Clarissa descreve um jogador inquieto, alguém que gosta de estar constantemente em contacto com a bola, recebendo-a até perto dos médios. Ou seja, não é um camisa 9 clássico, muito longe disso. Está no lado oposto ao que é Erling Haaland, exemplifica esta analista e estudiosa do jogo. “Curiosamente, é esse o perfil de 9 que Abel Ferreira procura. Como (quase) todo bom português, Abel é um treinador mourinhista. Ele busca superioridade em campo a partir dos espaços, mas os explora não a partir dos passes curtos e da imposição técnica, como Guardiola, mas sim a partir da imposição física, com passes longos e duelos de corpo. Abel gostaria de um 9 à Haaland, pois ele é exatamente o tipo de jogador que acha vantagens na linha defensiva adversária por imposição física, sendo alvo de cruzamentos e bolas longas. Haaland tem 1,94m, Endrick tem 1,72m. A incoerência já se desenha aí. (...) [Mas] Abel deu o braço a torcer recentemente e, mesmo sem mudar seu estilo, encaixou Endrick na equipa. O impacto foi imediato. Se o Palmeiras ainda tem perspectivas de tirar a diferença para o Botafogo no Brasileirão, é por causa de Endrick.”
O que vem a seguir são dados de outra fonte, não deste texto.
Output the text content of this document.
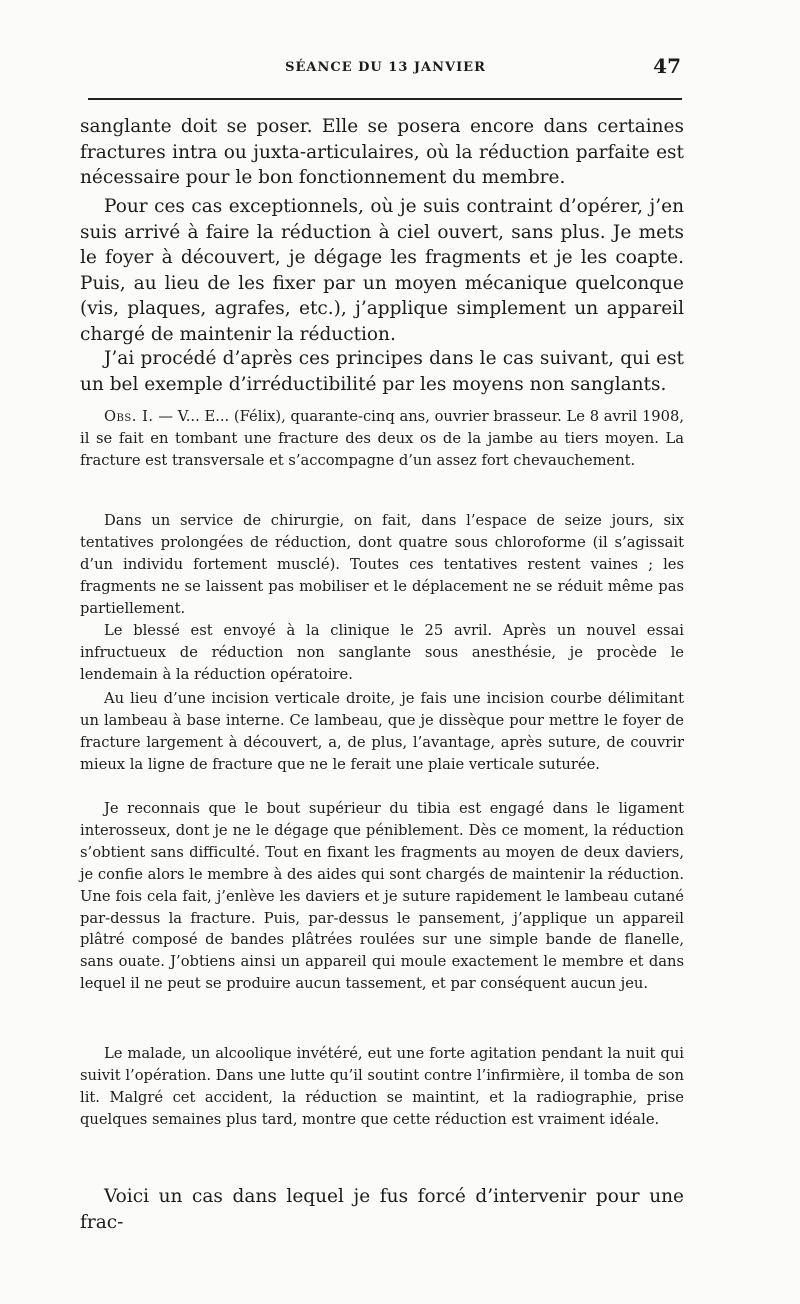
SÉANCE DU 13 JANVIER	47

sanglante doit se poser. Elle se posera encore dans certaines fractures intra ou juxta-articulaires, où la réduction parfaite est nécessaire pour le bon fonctionnement du membre.

Pour ces cas exceptionnels, où je suis contraint d’opérer, j’en suis arrivé à faire la réduction à ciel ouvert, sans plus. Je mets le foyer à découvert, je dégage les fragments et je les coapte. Puis, au lieu de les fixer par un moyen mécanique quelconque (vis, plaques, agrafes, etc.), j’applique simplement un appareil chargé de maintenir la réduction.

J’ai procédé d’après ces principes dans le cas suivant, qui est un bel exemple d’irréductibilité par les moyens non sanglants.

Obs. I. — V... E... (Félix), quarante-cinq ans, ouvrier brasseur. Le 8 avril 1908, il se fait en tombant une fracture des deux os de la jambe au tiers moyen. La fracture est transversale et s’accompagne d’un assez fort chevauchement.

Dans un service de chirurgie, on fait, dans l’espace de seize jours, six tentatives prolongées de réduction, dont quatre sous chloroforme (il s’agissait d’un individu fortement musclé). Toutes ces tentatives restent vaines ; les fragments ne se laissent pas mobiliser et le déplacement ne se réduit même pas partiellement.

Le blessé est envoyé à la clinique le 25 avril. Après un nouvel essai infructueux de réduction non sanglante sous anesthésie, je procède le lendemain à la réduction opératoire.

Au lieu d’une incision verticale droite, je fais une incision courbe délimitant un lambeau à base interne. Ce lambeau, que je dissèque pour mettre le foyer de fracture largement à découvert, a, de plus, l’avantage, après suture, de couvrir mieux la ligne de fracture que ne le ferait une plaie verticale suturée.

Je reconnais que le bout supérieur du tibia est engagé dans le ligament interosseux, dont je ne le dégage que péniblement. Dès ce moment, la réduction s’obtient sans difficulté. Tout en fixant les fragments au moyen de deux daviers, je confie alors le membre à des aides qui sont chargés de maintenir la réduction. Une fois cela fait, j’enlève les daviers et je suture rapidement le lambeau cutané par-dessus la fracture. Puis, par-dessus le pansement, j’applique un appareil plâtré composé de bandes plâtrées roulées sur une simple bande de flanelle, sans ouate. J’obtiens ainsi un appareil qui moule exactement le membre et dans lequel il ne peut se produire aucun tassement, et par conséquent aucun jeu.

Le malade, un alcoolique invétéré, eut une forte agitation pendant la nuit qui suivit l’opération. Dans une lutte qu’il soutint contre l’infirmière, il tomba de son lit. Malgré cet accident, la réduction se maintint, et la radiographie, prise quelques semaines plus tard, montre que cette réduction est vraiment idéale.

Voici un cas dans lequel je fus forcé d’intervenir pour une frac-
O Palmeiras, com os mesmos pontos do que o Botafogo, que tem menos dois jogos, tem ainda alguns problemas graúdos para resolver. Pela frente terá ainda Flamengo, Internacional, Fortaleza, América Mineiro, Fluminense e Cruzeiro. Não é coisa pouca, num campeonato que está ao rubro, no céu e no inferno. Espera-se que Endrick seja o contador de histórias fabulosas, o autor de obras de ficção científica. E escrevendo tudo com o pé esquerdo abençoado.
“Endrick é uma força da natureza”, descreve Bruno Rodrigues, mais um profissional das palavras que tentam explicar momentos como este. “Resgatou o Palmeiras dos escombros na virada sobre o Botafogo como se tivesse 36 anos e uma carreira inteira nas costas, com passagem exitosa pelo Real Madrid e quatro Copas do Mundo disputadas. Mas tem só 17 anos, não pode nem dirigir no Brasil. Já é capaz, porém, de jogos como o que vimos no Estádio Nilton Santos.”
Foi avassalador.
“Falar desse jovem é uma maravilha”, celebra Danilo Lavieri, mais um jornalista que vive em São Paulo, perto da obra de Endrick de Sousa. “O cara joga muito. Ele, com 16 anos, já era impressionante. O físico era muito forte. Era um negócio bem impressionante, dava-lhe muita vantagem. Tem arrancadas que, exagero porque é jovem, mas numa comparação, diria que misturam o que era Romário e Ronaldo Fenómeno”, descreve.
E continua: “A cabeça dele é boa. Não se deslumbra, não gosta de festa, claro que gosta de uma graça, no TikTok, mas não tem desse absurdo como era Neymar”. Lavieri recorda que um dos jogos contra o Boca Juniors, na semifinal da Libertadores, marcou o regresso à equipa titular de Endrick. E assinala sobretudo que, no Brasil, onde reina a impaciência, é difícil ser-se jovem. “Com 17 anos querem que resolva uma equipa inteira”, desabafa sobre o “garoto humilde” e “centrado”. E arrisca: “Dá para imaginá-lo na Copa do Mundo em 2026. É um jovem muito talentoso, explosivo e com faro de golo”.
O número 9 do Palmeiras nasceu em 21 de julho de 2006, em Taguatinga, no Distrito Federal. Nunca viu o Brasil ser campeão do mundo. O futebol dá muitas voltas, mas quase dá para imaginar os deuses deste jogo, lá em cima ou lá em baixo, ou onde for, a jogarem às cartas e a rirem às gargalhadas com o que prepararam para este garoto. Será um prazer, Endrick.